MiR-17-5p enhances pancreatic cancer proliferation by altering cell cycle profiles via disruption of RBL2/E2F4-repressing complexes.
Zhu, Y, Gu, J, Li, Y, Peng, C, Shi, M, Wang, X, Wei, G, Ge, O, Wang, D, Zhang, B, et al
Cancer letters. 2018;:59-68
Abstract
The members of the miR-17-92 cluster are upregulated in various cancers and function as a cluster of oncogenic miRNA. Our study characterized a new function of miR-17-5p, a member of the miR-17-92 cluster, in regulating cell proliferation in pancreatic cancer. Our results indicate that miR-17-5p was up-regulated in pancreatic adenocarcinoma and directly targeted the retinoblastoma-like protein 2 (RBL2), a tumor suppressor belonging to the Rb family.
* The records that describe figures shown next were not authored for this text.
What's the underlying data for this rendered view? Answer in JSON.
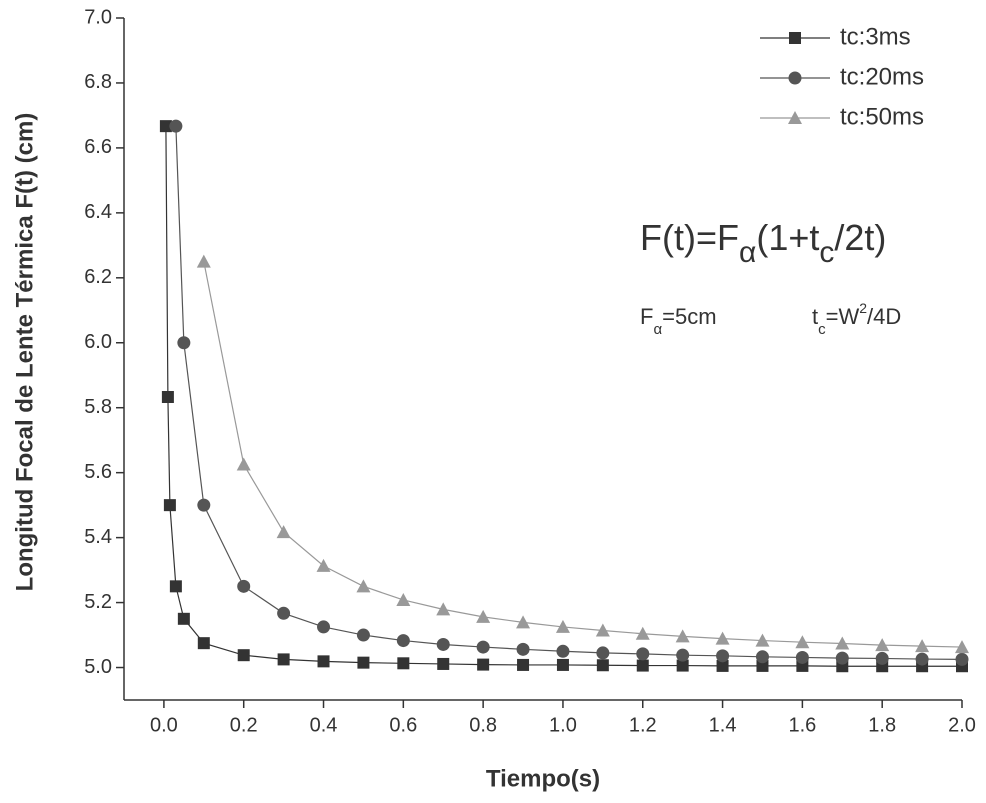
{
  "chart_data": {
    "type": "line",
    "x_label": "Tiempo(s)",
    "y_label": "Longitud  Focal de Lente Térmica F(t) (cm)",
    "xlim": [
      -0.1,
      2.0
    ],
    "ylim": [
      4.9,
      7.0
    ],
    "xticks": [
      {
        "value": 0,
        "label": "0.0"
      },
      {
        "value": 0.2,
        "label": "0.2"
      },
      {
        "value": 0.4,
        "label": "0.4"
      },
      {
        "value": 0.6,
        "label": "0.6"
      },
      {
        "value": 0.8,
        "label": "0.8"
      },
      {
        "value": 1.0,
        "label": "1.0"
      },
      {
        "value": 1.2,
        "label": "1.2"
      },
      {
        "value": 1.4,
        "label": "1.4"
      },
      {
        "value": 1.6,
        "label": "1.6"
      },
      {
        "value": 1.8,
        "label": "1.8"
      },
      {
        "value": 2.0,
        "label": "2.0"
      }
    ],
    "yticks": [
      {
        "value": 5.0,
        "label": "5.0"
      },
      {
        "value": 5.2,
        "label": "5.2"
      },
      {
        "value": 5.4,
        "label": "5.4"
      },
      {
        "value": 5.6,
        "label": "5.6"
      },
      {
        "value": 5.8,
        "label": "5.8"
      },
      {
        "value": 6.0,
        "label": "6.0"
      },
      {
        "value": 6.2,
        "label": "6.2"
      },
      {
        "value": 6.4,
        "label": "6.4"
      },
      {
        "value": 6.6,
        "label": "6.6"
      },
      {
        "value": 6.8,
        "label": "6.8"
      },
      {
        "value": 7.0,
        "label": "7.0"
      }
    ],
    "legend_position": "upper right",
    "grid": false,
    "series": [
      {
        "name": "tc:3ms",
        "color": "#333333",
        "marker": "square",
        "x": [
          0.005,
          0.01,
          0.015,
          0.03,
          0.05,
          0.1,
          0.2,
          0.3,
          0.4,
          0.5,
          0.6,
          0.7,
          0.8,
          0.9,
          1.0,
          1.1,
          1.2,
          1.3,
          1.4,
          1.5,
          1.6,
          1.7,
          1.8,
          1.9,
          2.0
        ],
        "values": [
          6.667,
          5.833,
          5.5,
          5.25,
          5.15,
          5.075,
          5.038,
          5.025,
          5.019,
          5.015,
          5.013,
          5.011,
          5.009,
          5.008,
          5.008,
          5.007,
          5.006,
          5.006,
          5.005,
          5.005,
          5.005,
          5.004,
          5.004,
          5.004,
          5.004
        ]
      },
      {
        "name": "tc:20ms",
        "color": "#555555",
        "marker": "circle",
        "x": [
          0.03,
          0.05,
          0.1,
          0.2,
          0.3,
          0.4,
          0.5,
          0.6,
          0.7,
          0.8,
          0.9,
          1.0,
          1.1,
          1.2,
          1.3,
          1.4,
          1.5,
          1.6,
          1.7,
          1.8,
          1.9,
          2.0
        ],
        "values": [
          6.667,
          6.0,
          5.5,
          5.25,
          5.167,
          5.125,
          5.1,
          5.083,
          5.071,
          5.063,
          5.056,
          5.05,
          5.045,
          5.042,
          5.038,
          5.036,
          5.033,
          5.031,
          5.029,
          5.028,
          5.026,
          5.025
        ]
      },
      {
        "name": "tc:50ms",
        "color": "#999999",
        "marker": "triangle",
        "x": [
          0.1,
          0.2,
          0.3,
          0.4,
          0.5,
          0.6,
          0.7,
          0.8,
          0.9,
          1.0,
          1.1,
          1.2,
          1.3,
          1.4,
          1.5,
          1.6,
          1.7,
          1.8,
          1.9,
          2.0
        ],
        "values": [
          6.25,
          5.625,
          5.417,
          5.313,
          5.25,
          5.208,
          5.179,
          5.156,
          5.139,
          5.125,
          5.114,
          5.104,
          5.096,
          5.089,
          5.083,
          5.078,
          5.074,
          5.069,
          5.066,
          5.063
        ]
      }
    ],
    "annotations": {
      "equation": [
        "F(t)=F",
        "α",
        "(1+t",
        "c",
        "/2t)"
      ],
      "parameters": [
        "F",
        "α",
        "=5cm",
        "t",
        "c",
        "=W",
        "2",
        "/4D"
      ]
    }
  }
}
High levels of miR-17-5p and low levels of RBL2 were associated with poor prognosis. RBL2 interacted with the transcription factor E2F4 and bound to the promoter regions of the E2F target genes. Disruption of the RBL2/E2F4 complex by miR-17-5p overexpression shifted the activity of E2F from gene repressing to gene activating, which induced cell cycle entry and proliferation. These results suggest that miR-17-5p promoted proliferation in pancreatic ductal adenocarcinoma cells (PDAC), and altered cell cycle profiles in vivo and in vitro, by disrupting the RBL2/E2F4-associated gene repressing complexes via direct targeting of RBL2. The new regulatory network, involving miR-17-5p and RBL2, emerges as a new target of PDAC treatment.